Why teams don’t work . . .
- Bad/poor leadership practice(s)
- Invisible/inadequate leadership
- Bleary vision
- Uncertain boundaries
- Unresolved roles
- Mismatched needs
- Insufficient feedback and information
- Personality conflicts
- Bad decision making
- Lack of team trust
- Unwillingness to change.
- Anti-team culture
- Confused goals
- Cluttered objectives
- Bad policies
- Stupid procedures
Although this is quite a long list, we can readily categorize these problems into four realms or clusters as follows:
The clusters represent quite unique team building challenges.
Team Leadership problems are obviously related to the team leader, rather than to team members and make team building difficult because the leader typically needs to make the greatest change in terms of current behavior of approaches. For team building to work, a leader either needs to start thinking in new ways ahead of time, or at least be open to make adjustments in the future. If neither of these are possible, team building efforts are likely to be sub-optimized of fail completely.
Team Relationship problems (such as personality conflicts) are often best dealt with on a private basis between the individuals concerned and not in a team building situation.
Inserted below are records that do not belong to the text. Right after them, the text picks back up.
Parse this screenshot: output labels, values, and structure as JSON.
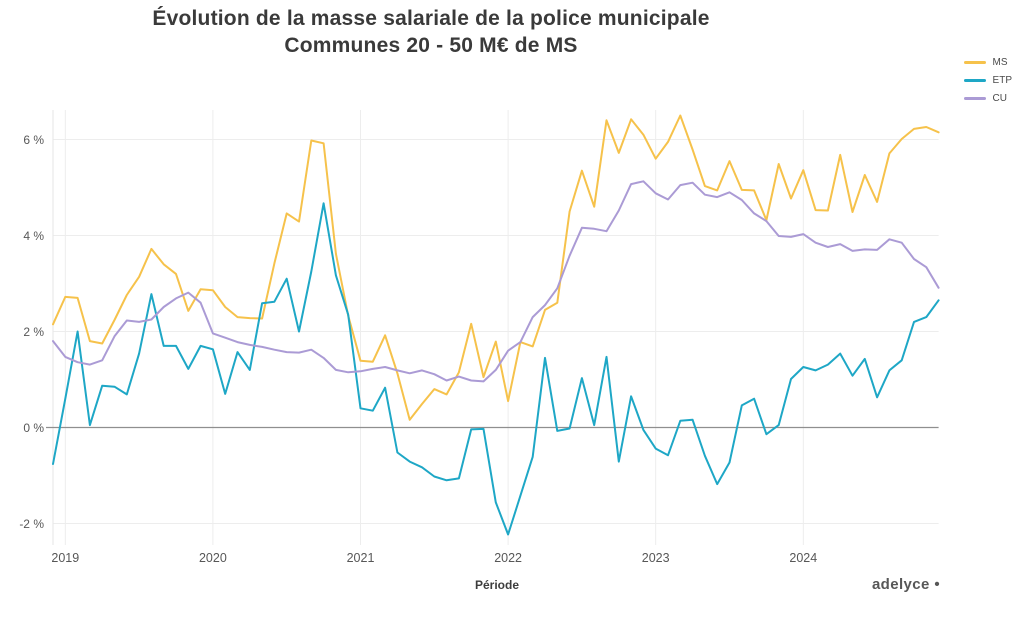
{
  "title": {
    "line1": "Évolution de la masse salariale de la police municipale",
    "line2": "Communes 20 - 50 M€ de MS"
  },
  "branding": "adelyce •",
  "chart_data": {
    "type": "line",
    "title": "Évolution de la masse salariale de la police municipale — Communes 20 - 50 M€ de MS",
    "xlabel": "Période",
    "ylabel": "",
    "x_frequency": "monthly",
    "x_start": "2018-12",
    "x_end": "2024-12",
    "x_tick_labels": [
      "2019",
      "2020",
      "2021",
      "2022",
      "2023",
      "2024"
    ],
    "x_tick_month_indices": [
      1,
      13,
      25,
      37,
      49,
      61
    ],
    "y_tick_values": [
      6,
      4,
      2,
      0,
      -2
    ],
    "y_tick_labels": [
      "6 %",
      "4 %",
      "2 %",
      "0 %",
      "-2 %"
    ],
    "ylim": [
      -2.45,
      6.9
    ],
    "grid": true,
    "zero_line": true,
    "legend_position": "top-right",
    "colors": {
      "grid": "#ededed",
      "zero_line": "#8f8f8f",
      "axis_line": "#e6e6e6",
      "tick_text": "#575757",
      "title_text": "#3a3a3a"
    },
    "series": [
      {
        "name": "MS",
        "color": "#f6c24b",
        "unit": "%",
        "values": [
          2.15,
          2.72,
          2.7,
          1.8,
          1.75,
          2.24,
          2.76,
          3.14,
          3.72,
          3.4,
          3.2,
          2.43,
          2.88,
          2.86,
          2.51,
          2.3,
          2.28,
          2.27,
          3.42,
          4.46,
          4.29,
          5.98,
          5.92,
          3.62,
          2.33,
          1.39,
          1.37,
          1.92,
          1.13,
          0.16,
          0.49,
          0.8,
          0.69,
          1.15,
          2.16,
          1.05,
          1.79,
          0.55,
          1.78,
          1.69,
          2.45,
          2.6,
          4.5,
          5.35,
          4.6,
          6.4,
          5.72,
          6.42,
          6.1,
          5.6,
          5.95,
          6.5,
          5.79,
          5.03,
          4.94,
          5.55,
          4.95,
          4.94,
          4.32,
          5.49,
          4.77,
          5.36,
          4.53,
          4.52,
          5.68,
          4.49,
          5.26,
          4.7,
          5.71,
          6.01,
          6.22,
          6.26,
          6.15
        ]
      },
      {
        "name": "ETP",
        "color": "#1ea7c6",
        "unit": "%",
        "values": [
          -0.76,
          0.6,
          2.0,
          0.05,
          0.87,
          0.85,
          0.69,
          1.54,
          2.78,
          1.7,
          1.7,
          1.22,
          1.7,
          1.63,
          0.7,
          1.57,
          1.2,
          2.59,
          2.62,
          3.1,
          2.0,
          3.25,
          4.67,
          3.17,
          2.35,
          0.4,
          0.35,
          0.83,
          -0.52,
          -0.71,
          -0.83,
          -1.02,
          -1.1,
          -1.06,
          -0.04,
          -0.03,
          -1.56,
          -2.23,
          -1.42,
          -0.61,
          1.45,
          -0.07,
          -0.02,
          1.03,
          0.05,
          1.47,
          -0.71,
          0.65,
          -0.05,
          -0.44,
          -0.58,
          0.14,
          0.16,
          -0.59,
          -1.18,
          -0.73,
          0.46,
          0.6,
          -0.14,
          0.05,
          1.01,
          1.26,
          1.19,
          1.31,
          1.54,
          1.08,
          1.43,
          0.63,
          1.19,
          1.4,
          2.2,
          2.3,
          2.65
        ]
      },
      {
        "name": "CU",
        "color": "#ab9bd5",
        "unit": "%",
        "values": [
          1.8,
          1.47,
          1.36,
          1.31,
          1.4,
          1.9,
          2.23,
          2.2,
          2.25,
          2.51,
          2.69,
          2.81,
          2.6,
          1.96,
          1.87,
          1.78,
          1.72,
          1.68,
          1.62,
          1.57,
          1.56,
          1.62,
          1.45,
          1.2,
          1.15,
          1.17,
          1.22,
          1.26,
          1.19,
          1.13,
          1.19,
          1.11,
          0.98,
          1.06,
          0.98,
          0.96,
          1.2,
          1.6,
          1.78,
          2.3,
          2.55,
          2.9,
          3.58,
          4.16,
          4.14,
          4.09,
          4.52,
          5.07,
          5.13,
          4.88,
          4.75,
          5.05,
          5.1,
          4.85,
          4.8,
          4.9,
          4.74,
          4.46,
          4.3,
          3.99,
          3.97,
          4.03,
          3.85,
          3.76,
          3.82,
          3.68,
          3.71,
          3.7,
          3.92,
          3.85,
          3.51,
          3.34,
          2.91
        ]
      }
    ]
  }
}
However, if the relationship problems are about communication shortfalls, role clarity or mismatches between people and the jobs they are being asked to do, team building can be a good way to tease out the issues and potentially identify new ways that things might be done in the future.
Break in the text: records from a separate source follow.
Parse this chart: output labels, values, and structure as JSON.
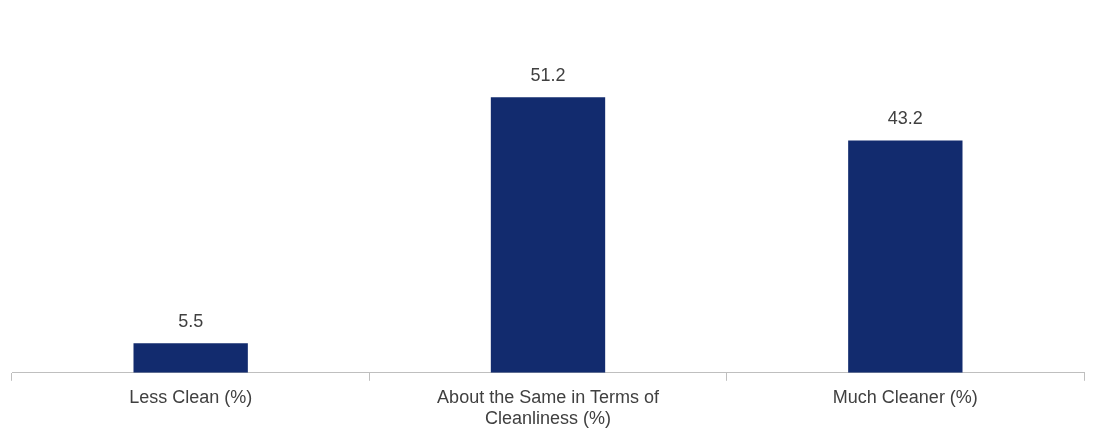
{
  "chart_data": {
    "type": "bar",
    "categories": [
      "Less Clean (%)",
      "About the Same in Terms of Cleanliness (%)",
      "Much Cleaner (%)"
    ],
    "values": [
      5.5,
      51.2,
      43.2
    ],
    "color": "#122b6e",
    "data_labels": true,
    "grid": false,
    "legend": false
  }
}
Team Values/Beliefs problems often stem from the leader, who may well let individuals hold very different beliefs and/or values which can lead to many problems in terms of consistency of decisions, and trust. A very “hands-off” leader may also allow a culture that is not very team oriented or unwilling to face up to major change, when it comes along. Team building can be useful in these circumstances as it allows a leader to not only air any issues but to seek to create more values/beliefs alignment in the interests of better team efficiency and effectiveness.
Team Processes problems relate to all the policies, procedures, operating standards and systems which exist to guide the team’s efforts. If well-designed and clear to all they are rarely much of an issue. However, where this is not the case, team performance can suffer greatly change has to occur. Team building activities can be a great way to address team process problems and challenges and start to identify better ways of doing things.
Team building challenges tend to fall into four realms or clusters. These relate to Team Leadership, Team Relationships, Team Beliefs/Values and Team Processes. Effort is therefore best invested in analyzing in which cluster most problems tend to exist before designing any team building efforts.